Note: This feature will be available in the Astronomer EE 0.3 release (July 2018).

Introduction

This document covers the current scope of monitoring features provided by Apache Airflow and the Astronomer platform.

The monitoring system has three primary concerns:

  1. metrics gathering
  2. metrics storage
  3. visualization

Components

  • StatsD
  • StatsD Exporter
  • Prometheus
  • Grafana

Getting Started

You might be wondering how monitoring compares in vanilla Airflow vs in the Astronomer platform.

Airflow

Airflow is instrumented with StatsD, which provides a stats aggregation daemon. StatsD is a push-based monitoring framework. While StatsD support is built-in to Airflow, the details are not yet well documented. Specifically, most of the instrumentation in Airflow today is around the task scheduler.

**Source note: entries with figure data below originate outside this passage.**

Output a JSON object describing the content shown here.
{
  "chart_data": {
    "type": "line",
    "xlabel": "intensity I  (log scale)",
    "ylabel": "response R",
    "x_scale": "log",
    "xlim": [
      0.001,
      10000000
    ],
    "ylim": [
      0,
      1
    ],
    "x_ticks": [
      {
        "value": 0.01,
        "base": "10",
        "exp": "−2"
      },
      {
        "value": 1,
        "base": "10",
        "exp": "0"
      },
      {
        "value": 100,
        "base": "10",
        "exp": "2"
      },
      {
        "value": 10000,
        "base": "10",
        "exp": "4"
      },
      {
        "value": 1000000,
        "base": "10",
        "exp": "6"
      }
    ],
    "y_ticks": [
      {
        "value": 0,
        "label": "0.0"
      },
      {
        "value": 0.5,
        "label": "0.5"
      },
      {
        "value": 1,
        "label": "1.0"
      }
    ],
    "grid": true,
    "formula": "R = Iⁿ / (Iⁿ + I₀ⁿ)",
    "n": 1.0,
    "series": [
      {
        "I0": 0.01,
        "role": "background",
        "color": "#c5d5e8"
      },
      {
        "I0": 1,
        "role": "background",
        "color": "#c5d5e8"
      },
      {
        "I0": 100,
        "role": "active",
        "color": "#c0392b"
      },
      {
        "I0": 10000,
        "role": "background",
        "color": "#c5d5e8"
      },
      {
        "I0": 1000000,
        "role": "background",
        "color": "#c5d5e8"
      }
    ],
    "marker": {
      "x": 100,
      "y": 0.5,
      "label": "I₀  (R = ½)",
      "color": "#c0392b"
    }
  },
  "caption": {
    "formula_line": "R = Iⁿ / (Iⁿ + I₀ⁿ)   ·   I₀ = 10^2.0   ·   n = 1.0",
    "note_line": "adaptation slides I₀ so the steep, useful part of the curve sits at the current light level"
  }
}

The Airflow StatsD integration works by sending data to StatsD which is picked up by the StatsD Exporter. The statsd PyPI package provides the Python client used in Airflow to gather metrics and push them to the exporter.

The StatsD Exporter (statsd_exporter) bridges the gap between StatsD and Prometheus by translating StatsD metrics into Prometheus metrics via configured mapping rules.

Astronomer

Astronomer’s monitoring picks up on the other side where Prometheus pulls the data from the StatsD Exporter, which is then made available for visualization in Grafana.

The Astronomer Monitoring stack provides Helm charts for Prometheus and Grafana as well as custom dashboards for Airflow. We provide Prometheus and Grafana as top-level instances independent of Airflow deployments.

Prometheus provides a pull-based monitoring framework for apps, services, hosts, etc.

Grafana provides support for dashboards and visualizations built on top of Prometheus data.

Customization

As a user, you have full access to Prometheus/Grafana and can customize it to suit your needs. You can, for example, create new dashboards, as well as add new instrumentation metrics to Airflow itself.

Known Bugs

Note: There is currently a known bug in Airflow where the number of DAGs reported to Airflow by scheduler subprocesses can be inaccurate - AIRFLOW-774.